As Bev has already mentioned we decided to do a run directly to Hamburg to
have all the necessary work completed on the car before TourEuropa from
Kiel to Garlenda commences on the 27th June. Quite a number of people
suggested Torsten Hanenkamp and he quickly replied to my email that he
could fit the Bambino into his schedule.
We arrived at Torsten's new workshop about 0830 and were met by a display
of about 40 FIAT 500 engines neatly arranged on pallets. Strangely,
although Torsten is a FIAT enthusiast and carries tons of spares
(particularly for 500 and 600 models) this is not his main business. He is
a specialist automotive engineer and I was surprised to see engines that I
recognized from Australia. Torsten is world renowned for his crankshaft
and camshaft expertise and there on the bench were crankshafts from
Australian Holden (GM) Commodore V8 Racing teams.
Torsten, assisted by his Italian mechanic, Francesco, and I set to work to
undo all the Russian road damage to the little car. The engine and gearbox
were pulled out (a 10 minute job on a Fiat 500). Francesco removed the welded axle then, after
thoroughly checking and adjusting the combined differential/gearbox unit,
fitted new axles to both sides. The left side was badly worn and would
soon have followed the right side in failure.
Everything we looked at seemed to be added to the list as bent, misaligned
and damaged items were discovered. The front end was particularly bad with
all the new rubber bushes fitted in Australia almost flogged out. The
right front axle unit with the Russian replacement kingpin fitted was
found to be bent and had to be replaced in total. I had become so used to
the car as it was I did not realize it drove like a badly set up
supermarket shopping trolley. It now steers as well as a Formula One
Ferrari – well almost!
I patched the hole in the floor under the driver's seat. It was big enough
to put your fist through and was the result of coming down hard on a large
rock hidden at the bottom of a mud hole on the Vladivostok "Highway".
As you can imagine, Torsten does not accept second best and everything was
measured, checked and tested. No nuts were used a second time and every
bolt removed had new locking nuts fitted. Work continued almost non-stop
from 0830 to 1100 that night. There was a short break while the workshop
was tidied up for the arrival of a classic car magazine journalist then,
after photos and interviews, back to work. Torsten's wife, Natasha, in
between running kids to school and working full-time at her job at the
local Porsche dealer kept up the coffee supply.
Early the next day we began again and had just about finished when a
second group of car magazine journalists and photographers arrived. The 90
minute shoot turned into 5 hours much of it with me in the Bambino and
Natasha in her Gardineira (Bambino station wagon) driving wildly side by
side down narrow tree-lined roadways behind the cameraman standing in the
sun-roof of a Mini taking "action shots".
We finally got away in pouring rain about 6.00pm. I nearly fell over when
I asked Torsten for the bill, expecting that 30 man-hours in a
world-renowned engineering shop would involve many zeros.
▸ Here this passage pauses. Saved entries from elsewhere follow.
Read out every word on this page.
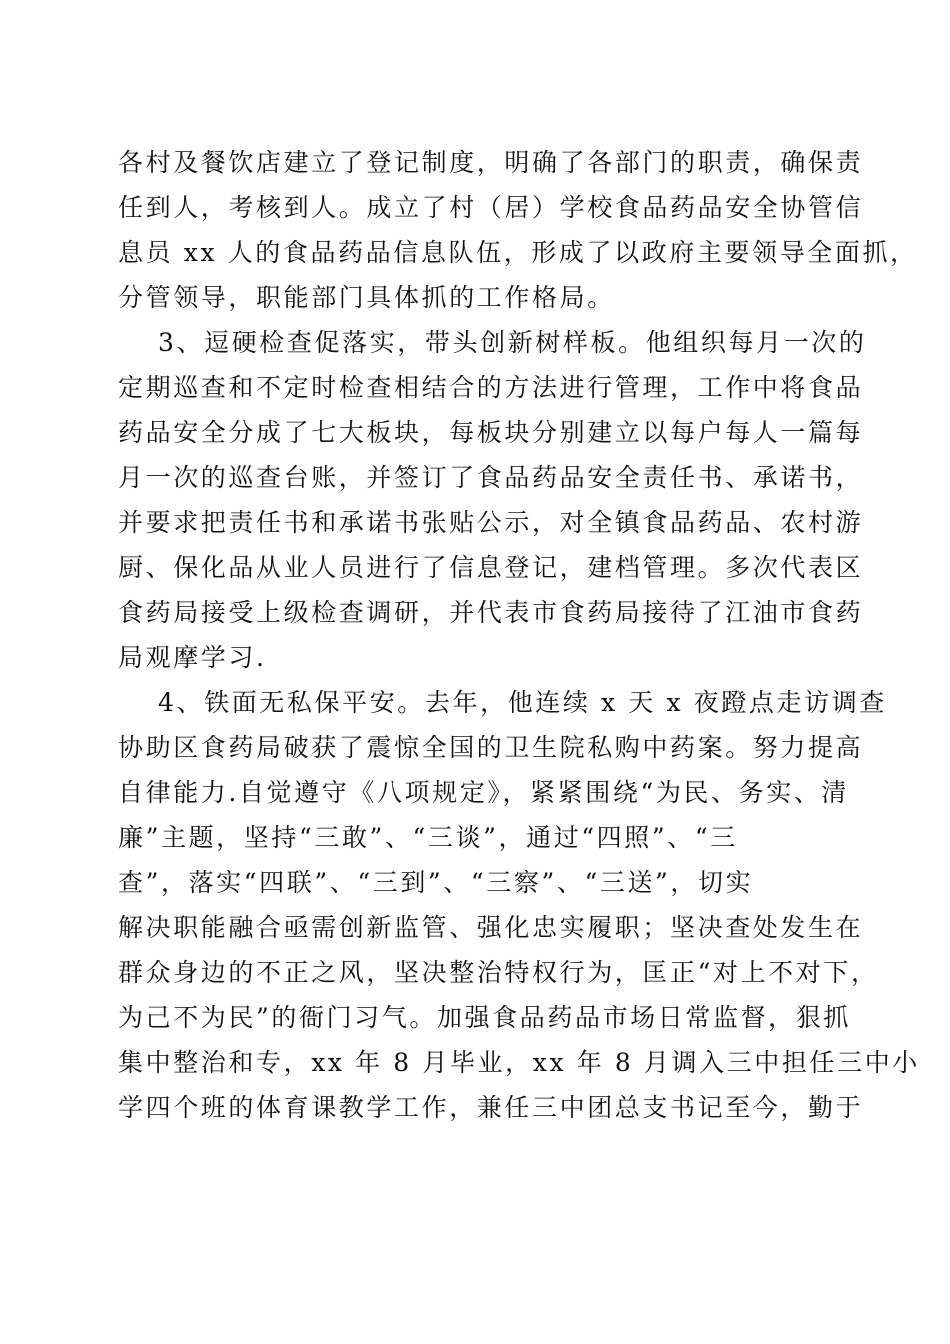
各村及餐饮店建立了登记制度，明确了各部门的职责，确保责
任到人，考核到人。成立了村（居）学校食品药品安全协管信
息员 xx 人的食品药品信息队伍，形成了以政府主要领导全面抓，
分管领导，职能部门具体抓的工作格局。
3、逗硬检查促落实，带头创新树样板。他组织每月一次的
定期巡查和不定时检查相结合的方法进行管理，工作中将食品
药品安全分成了七大板块，每板块分别建立以每户每人一篇每
月一次的巡查台账，并签订了食品药品安全责任书、承诺书，
并要求把责任书和承诺书张贴公示，对全镇食品药品、农村游
厨、保化品从业人员进行了信息登记，建档管理。多次代表区
食药局接受上级检查调研，并代表市食药局接待了江油市食药
局观摩学习.
4、铁面无私保平安。去年，他连续 x 天 x 夜蹬点走访调查
协助区食药局破获了震惊全国的卫生院私购中药案。努力提高
自律能力.自觉遵守《八项规定》，紧紧围绕“为民、务实、清
廉”主题，坚持“三敢”、“三谈”，通过“四照”、“三
查”，落实“四联”、“三到”、“三察”、“三送”，切实
解决职能融合亟需创新监管、强化忠实履职；坚决查处发生在
群众身边的不正之风，坚决整治特权行为，匡正“对上不对下，
为己不为民”的衙门习气。加强食品药品市场日常监督，狠抓
集中整治和专，xx 年 8 月毕业，xx 年 8 月调入三中担任三中小
学四个班的体育课教学工作，兼任三中团总支书记至今，勤于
He said "It is a
great project and I am happy to be involved, consider it my contribution!"
All I can say is that if you want top quality work on ANYTHING from
Bambinos to first-class racing machines by someone who will listen to what
you want and work quickly and accurately you can not go past Torsten
Hanenkamp at IL MOTORE in Hamburg.
There was no wasteful work carried out on the car and as we went over
every nut and bolt Torsten and I discussed its condition and made a
decision based on "Will it get the car another 20,000km on good roads or
not?" There was no thought of doing any sort of restoration or
just-in-case replacement. If it is working and not making strange noises
it stays. Most of the FIAT is still as it originally left Australia and
this tough little car should carry us through OK.
The front tyres are getting worn from the misaligned front end but it was
decided to press on with them all the way to Italy to finish them off and
new tyres would be fitted with new wheels. The wheels are bent beyond
repair by rocks and potholes and although they are a little 'lumpy' on
really smooth road they are safe enough for another 1,500km.
In conclusion, although the car has minor body problems from excessive
abuse it is now probably in better mechanical condition than it was at the
start. We have a few weeks of driving in FIAT country to confirm all the
work that has been done before launching off into the "FIAT Desert" of
North America where Bambino experts and parts are hard to find.
I still think the Bambino is an amazing little car and the FIAT AUSTRALIA
writing across the front and map of the world on the bonnet (hood) creates
constant inquiry about a tiny machine doing something fairly unusual.